The above should only be used as a guide and in collaboration with your medical provider who understands the unique situation of a cruiser, your medical history, medicines you are taking and your allergies to medicines. Remember that many medications need dosage adjustments for age (young or old), kidney or liver disease. In addition, some medications are not appropriate for children or pregnant women. We cannot emphasize the importance of reviewing this list with your medical provider.
Article contributed by
Jan Loomis with significant contributions from James Bryan, MD, PhD and Steven Webster, Senior Biologist for the Monterey Bay Aquarium.
Jan Loomis, RN, is an Adjunct Assistant Professor with the Department of Emergency Medicine and the former Coordinator of the International Travel Health Services at Oregon Health Sciences University in Portland, Oregon. She has been sailing for most of her life.

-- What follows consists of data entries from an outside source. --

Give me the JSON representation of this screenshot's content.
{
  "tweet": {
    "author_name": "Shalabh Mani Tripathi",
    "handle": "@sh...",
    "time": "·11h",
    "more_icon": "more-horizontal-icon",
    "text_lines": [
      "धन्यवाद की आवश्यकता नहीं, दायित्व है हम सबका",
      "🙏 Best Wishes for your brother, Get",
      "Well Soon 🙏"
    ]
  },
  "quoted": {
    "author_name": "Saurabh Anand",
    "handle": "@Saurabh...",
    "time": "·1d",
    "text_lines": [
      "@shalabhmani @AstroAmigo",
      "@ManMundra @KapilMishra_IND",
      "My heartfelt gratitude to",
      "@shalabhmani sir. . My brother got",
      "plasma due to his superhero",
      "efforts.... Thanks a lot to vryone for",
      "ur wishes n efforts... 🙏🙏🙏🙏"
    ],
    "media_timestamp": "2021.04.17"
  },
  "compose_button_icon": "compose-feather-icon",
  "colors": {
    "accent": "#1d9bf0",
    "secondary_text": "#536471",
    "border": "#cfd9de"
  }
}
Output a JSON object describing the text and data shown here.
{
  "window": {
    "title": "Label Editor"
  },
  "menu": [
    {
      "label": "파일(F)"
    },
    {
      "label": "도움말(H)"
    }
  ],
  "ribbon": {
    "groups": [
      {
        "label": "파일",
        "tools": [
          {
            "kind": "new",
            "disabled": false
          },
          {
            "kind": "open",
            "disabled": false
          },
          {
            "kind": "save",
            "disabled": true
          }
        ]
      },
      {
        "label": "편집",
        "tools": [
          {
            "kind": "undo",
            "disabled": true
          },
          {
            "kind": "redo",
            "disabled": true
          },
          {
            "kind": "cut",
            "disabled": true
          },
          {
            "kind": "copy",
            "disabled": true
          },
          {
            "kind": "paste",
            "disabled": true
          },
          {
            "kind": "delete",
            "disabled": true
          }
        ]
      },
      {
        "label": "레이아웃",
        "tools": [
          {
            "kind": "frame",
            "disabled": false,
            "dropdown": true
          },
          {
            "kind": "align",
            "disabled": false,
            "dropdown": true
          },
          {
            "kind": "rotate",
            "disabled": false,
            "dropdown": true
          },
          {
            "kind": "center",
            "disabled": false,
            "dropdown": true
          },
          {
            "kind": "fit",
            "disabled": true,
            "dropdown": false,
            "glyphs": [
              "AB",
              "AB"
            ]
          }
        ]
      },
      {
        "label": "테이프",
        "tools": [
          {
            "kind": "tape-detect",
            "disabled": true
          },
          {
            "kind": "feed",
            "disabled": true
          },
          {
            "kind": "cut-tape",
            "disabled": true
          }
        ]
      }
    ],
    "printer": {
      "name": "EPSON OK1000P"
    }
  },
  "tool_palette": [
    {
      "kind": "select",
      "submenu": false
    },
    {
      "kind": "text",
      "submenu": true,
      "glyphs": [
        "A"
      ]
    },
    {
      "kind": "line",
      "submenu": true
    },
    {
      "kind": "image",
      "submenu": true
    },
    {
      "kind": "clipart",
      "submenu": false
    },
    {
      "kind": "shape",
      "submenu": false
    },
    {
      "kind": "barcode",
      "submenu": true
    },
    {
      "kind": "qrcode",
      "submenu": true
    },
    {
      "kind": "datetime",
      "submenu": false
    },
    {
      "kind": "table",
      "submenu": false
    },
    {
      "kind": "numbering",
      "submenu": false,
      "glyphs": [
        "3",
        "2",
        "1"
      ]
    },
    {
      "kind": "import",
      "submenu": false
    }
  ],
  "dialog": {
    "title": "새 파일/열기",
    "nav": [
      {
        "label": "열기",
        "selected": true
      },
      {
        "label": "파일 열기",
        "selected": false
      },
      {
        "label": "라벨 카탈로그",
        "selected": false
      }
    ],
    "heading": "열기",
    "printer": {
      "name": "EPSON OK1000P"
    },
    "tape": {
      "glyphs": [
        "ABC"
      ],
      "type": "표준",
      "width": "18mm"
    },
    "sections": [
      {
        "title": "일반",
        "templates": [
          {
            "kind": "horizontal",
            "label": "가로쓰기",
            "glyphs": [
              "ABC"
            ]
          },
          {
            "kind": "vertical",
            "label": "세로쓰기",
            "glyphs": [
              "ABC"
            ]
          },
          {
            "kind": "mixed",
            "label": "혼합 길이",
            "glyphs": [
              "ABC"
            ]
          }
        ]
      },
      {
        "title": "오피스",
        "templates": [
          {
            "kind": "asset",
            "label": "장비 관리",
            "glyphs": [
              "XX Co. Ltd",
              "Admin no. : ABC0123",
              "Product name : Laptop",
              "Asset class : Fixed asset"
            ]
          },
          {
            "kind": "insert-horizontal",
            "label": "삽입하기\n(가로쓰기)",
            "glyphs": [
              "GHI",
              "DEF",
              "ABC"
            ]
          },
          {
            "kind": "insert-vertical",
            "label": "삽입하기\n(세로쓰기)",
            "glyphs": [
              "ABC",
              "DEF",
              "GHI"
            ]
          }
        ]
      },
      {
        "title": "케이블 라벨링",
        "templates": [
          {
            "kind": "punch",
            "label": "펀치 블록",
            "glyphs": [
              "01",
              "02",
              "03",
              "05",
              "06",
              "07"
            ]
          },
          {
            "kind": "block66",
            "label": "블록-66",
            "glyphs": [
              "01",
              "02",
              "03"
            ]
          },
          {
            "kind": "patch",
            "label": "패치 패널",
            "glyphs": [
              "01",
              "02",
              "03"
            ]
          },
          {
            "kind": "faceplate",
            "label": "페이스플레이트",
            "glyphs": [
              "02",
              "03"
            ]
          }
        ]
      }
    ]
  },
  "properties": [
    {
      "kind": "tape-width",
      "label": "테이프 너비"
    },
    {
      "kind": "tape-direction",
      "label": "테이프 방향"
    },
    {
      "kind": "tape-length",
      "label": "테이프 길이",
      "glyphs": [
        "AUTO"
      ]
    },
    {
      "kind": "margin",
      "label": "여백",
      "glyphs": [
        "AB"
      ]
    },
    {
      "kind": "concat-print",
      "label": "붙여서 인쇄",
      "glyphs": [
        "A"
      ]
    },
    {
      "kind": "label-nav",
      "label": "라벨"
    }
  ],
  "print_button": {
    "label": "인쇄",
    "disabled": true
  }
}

Another Treatment Possibility
From Shirley Daley 10/18/07 - I was just looking at the website & it reminded me that a few weeks ago I was unfortunate enough to be "stung" by a Stingray. It was, as noted, incredibly painful but the soaking in very hot water (unfortunately 1/2hr. later) did wonders eventually. What really helped, was, somewhat later, the use of a Snakebite kit syringe. I was in the process of explaining the stingray shuffle to friends when I was "got". These same friends had their friends bring down Snakebite kits for all of us & just last week under very similar circumstances another friend was 'stung & within 2mins. the syringe was used & although the pain was initially excruciating, it was, after 3 extractions of venom, almost immediately pain free. What a find!!! The kits were purchased at an REI sporting goods store for around $15 & I would suggest, be a very useful addition to cruisers medical kits.